2. How would you investigate this relationship graphically, that is, what would you select for your independent and dependent variables?

Use the provided graphing function to compare your dependent and independent variables. Reproduce your graph in your lab packet.

3. What general shape do your data points resemble?

4. If your graph is not linear, how would you change the variables to produce a linear relationship? Once you have established a linear relationship, use the regression function (click on the Regression button) to display slope, intercept, and correlation for your graph. Reproduce your graph in your lab packet.

5. What is the mathematical relationship between your independent and dependent variables? (Remember this ain't just math, include variables!) Record this relationship in your lab worksheet.

6. What is the intercept of your graph? Is this intercept significant? Why or why not?

7. What is the slope of your graph? What physical quantity does this slope represent?

1. What is the final relationship between your variables?

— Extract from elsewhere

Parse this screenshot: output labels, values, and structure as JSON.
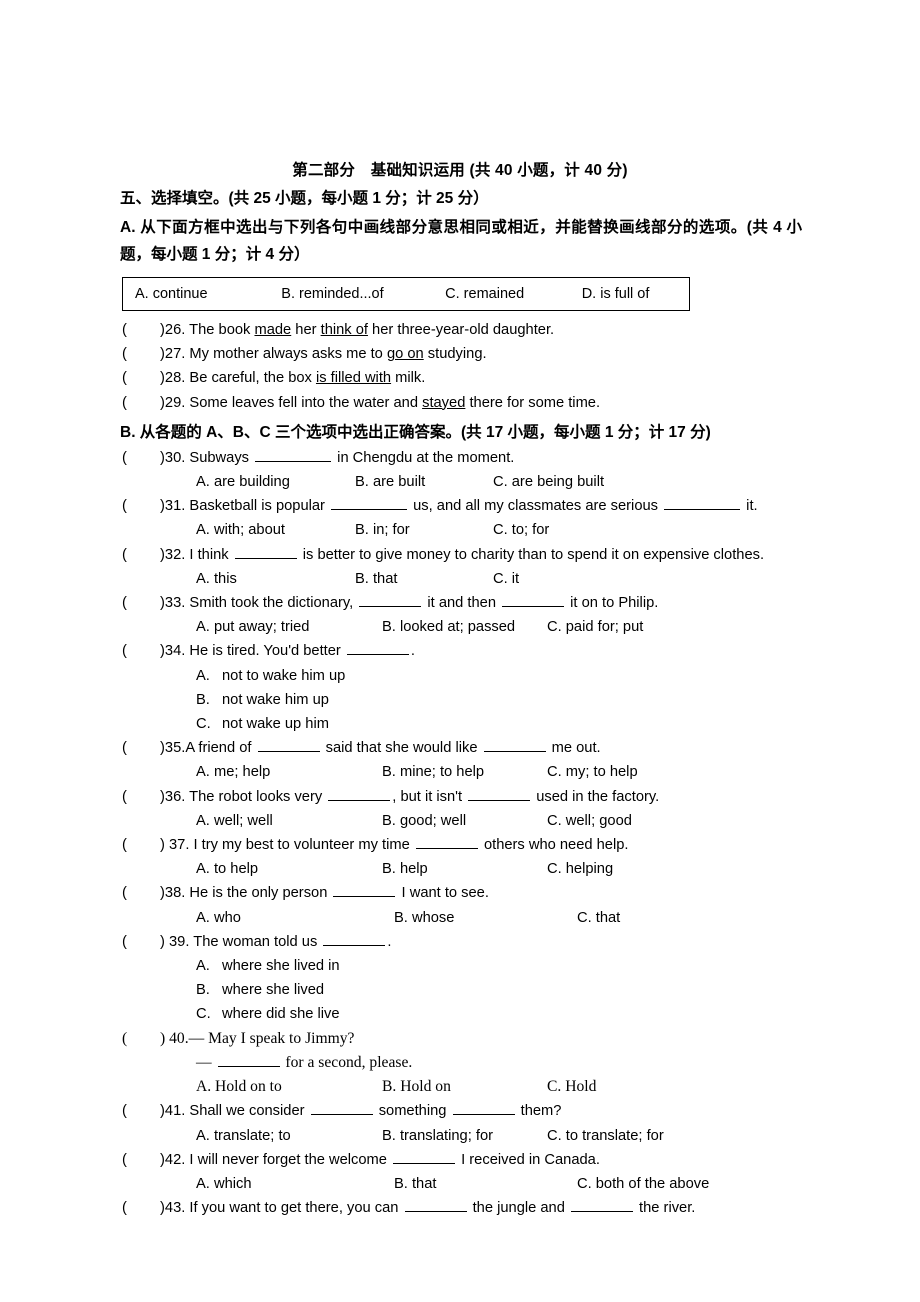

2. What happens to the speed of the cosmic ray as a result of interactions with massive objects? What happens to the cosmic ray momentum?

3. Using your conclusions from Lab Three, what (if anything) would happen to the speed, and momentum of the massive objects? If there was a change, do you think it would be noticeable? Why or why not?

4. What would happen to the kinetic energy of the cosmic ray? What phenomena on Earth have you viewed that supports your answer to this question?

5. The Cosmic Ray High Resolution Laboratory in Dugway, Utah has observed cosmic rays in the Earth's atmosphere of ten joules or higher. Using your knowledge of kinetic energy, calculate the velocity of a cosmic ray (mass of 6^10-26 kg) with an energy of ten joules. Is there any physical problem with this speed?